Neste momento, uma maneira de dizer essa distância pode ser, por exemplo, a evocação de um dos filmes portugueses que permanecem inéditos no seu próprio país: Rosa da Areia, de Margarida Cordeiro e António Reis. Não para o lançar contra algum outro filme (mesmo não ocultando que o seu radicalismo desafia todo o cinema), nem sequer para o consagrar em nome do seu reconhecimento noutras paragens mais acolhedoras (mesmo não ignorando que esse reconhecimento é um facto verificável). Apenas para sublinhar que o próprio discurso crítico não pode deixar de se sentir reconhecido pelo facto de a lógica do seu labor se descobrir energicamente desafiada perante a singularidade das apostas formais de Rosa da Areia.
Apresentado no passado sábado, numa sessão efectuada na sala da Cinemateca, Rosa da Areia estabelece óbvias relações com os títulos anteriores dos seus autores: Trás-os-Montes e Ana. Ao mesmo tempo, porém, há nele uma sede de absoluto que o transforma num objecto digno do combate que decide travar: trata-se, afinal, de filmar uma errância das memórias e dos símbolos, do histórico e do mitológico, que compromete não apenas a verdade das nossas heranças culturais, mas, no limite do indizível, toda a ordem cósmica.
Rosa da Areia não serve de modelo para o que quer que seja, a começar pelo cinema português.

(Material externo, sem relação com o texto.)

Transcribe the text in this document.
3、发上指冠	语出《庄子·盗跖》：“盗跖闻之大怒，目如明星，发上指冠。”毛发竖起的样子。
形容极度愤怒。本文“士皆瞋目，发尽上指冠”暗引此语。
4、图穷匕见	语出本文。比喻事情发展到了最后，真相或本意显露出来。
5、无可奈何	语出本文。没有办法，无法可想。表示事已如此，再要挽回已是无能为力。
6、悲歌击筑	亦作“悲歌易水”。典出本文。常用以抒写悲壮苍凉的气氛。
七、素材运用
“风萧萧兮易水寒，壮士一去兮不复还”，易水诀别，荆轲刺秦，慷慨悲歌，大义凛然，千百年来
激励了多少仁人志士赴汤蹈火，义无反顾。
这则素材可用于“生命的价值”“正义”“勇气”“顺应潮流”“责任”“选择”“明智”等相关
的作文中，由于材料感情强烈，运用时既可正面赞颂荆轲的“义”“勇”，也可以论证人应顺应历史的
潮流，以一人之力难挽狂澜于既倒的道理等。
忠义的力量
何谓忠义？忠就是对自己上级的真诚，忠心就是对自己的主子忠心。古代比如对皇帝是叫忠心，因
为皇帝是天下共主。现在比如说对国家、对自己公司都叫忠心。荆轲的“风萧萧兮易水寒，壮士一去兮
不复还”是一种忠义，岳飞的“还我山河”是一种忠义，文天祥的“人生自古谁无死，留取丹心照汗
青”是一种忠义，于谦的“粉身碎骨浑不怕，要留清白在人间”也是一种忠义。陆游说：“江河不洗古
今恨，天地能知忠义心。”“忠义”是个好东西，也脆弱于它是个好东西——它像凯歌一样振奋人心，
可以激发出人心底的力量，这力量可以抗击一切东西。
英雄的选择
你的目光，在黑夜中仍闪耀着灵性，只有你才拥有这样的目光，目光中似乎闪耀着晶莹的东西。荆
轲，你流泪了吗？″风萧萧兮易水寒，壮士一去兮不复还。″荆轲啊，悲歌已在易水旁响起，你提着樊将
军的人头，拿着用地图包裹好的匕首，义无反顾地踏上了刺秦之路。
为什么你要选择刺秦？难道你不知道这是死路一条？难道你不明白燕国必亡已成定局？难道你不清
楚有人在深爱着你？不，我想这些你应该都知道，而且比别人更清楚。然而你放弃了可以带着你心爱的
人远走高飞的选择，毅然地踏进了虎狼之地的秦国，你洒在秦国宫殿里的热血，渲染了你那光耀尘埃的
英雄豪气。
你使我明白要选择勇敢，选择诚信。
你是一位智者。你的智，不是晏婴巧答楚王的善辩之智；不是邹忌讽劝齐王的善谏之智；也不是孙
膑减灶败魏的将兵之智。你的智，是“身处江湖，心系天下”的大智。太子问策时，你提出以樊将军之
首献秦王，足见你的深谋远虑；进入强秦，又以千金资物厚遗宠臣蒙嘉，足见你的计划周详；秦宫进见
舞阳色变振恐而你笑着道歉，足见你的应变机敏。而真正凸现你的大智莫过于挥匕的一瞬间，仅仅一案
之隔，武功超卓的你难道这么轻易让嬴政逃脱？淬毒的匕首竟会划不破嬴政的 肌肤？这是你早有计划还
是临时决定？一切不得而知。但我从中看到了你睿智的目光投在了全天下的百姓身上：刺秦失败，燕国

Os que se julgam fadados para promover, por exemplo, a «qualidade» de Oliveira contra a «popularidade» de Fonseca e Costa (ou esta contra aquela) escamoteiam a simples evidência de que a vitalidade – artística & comercial – de um qualquer cinema passa sempre pela diversidade das suas frentes. Não precisamos de padrões universais, mas de um universo de muitos padrões.
Rosa da Areia é apenas (e não é pouco) uma experiência capaz de interrogar drasticamente as nossas atitudes correntes como espectadores e, nessa medida, um objecto que só aceita o que vejamos a partir de um compromisso total do nosso olhar e da leitura do mundo que nele transportamos. Que seja um filme invisível, isto é, à espera de se cumprir como filme, eis a tragédia muito portuguesa de que todos participamos, atravessando silêncios violentos como um grito.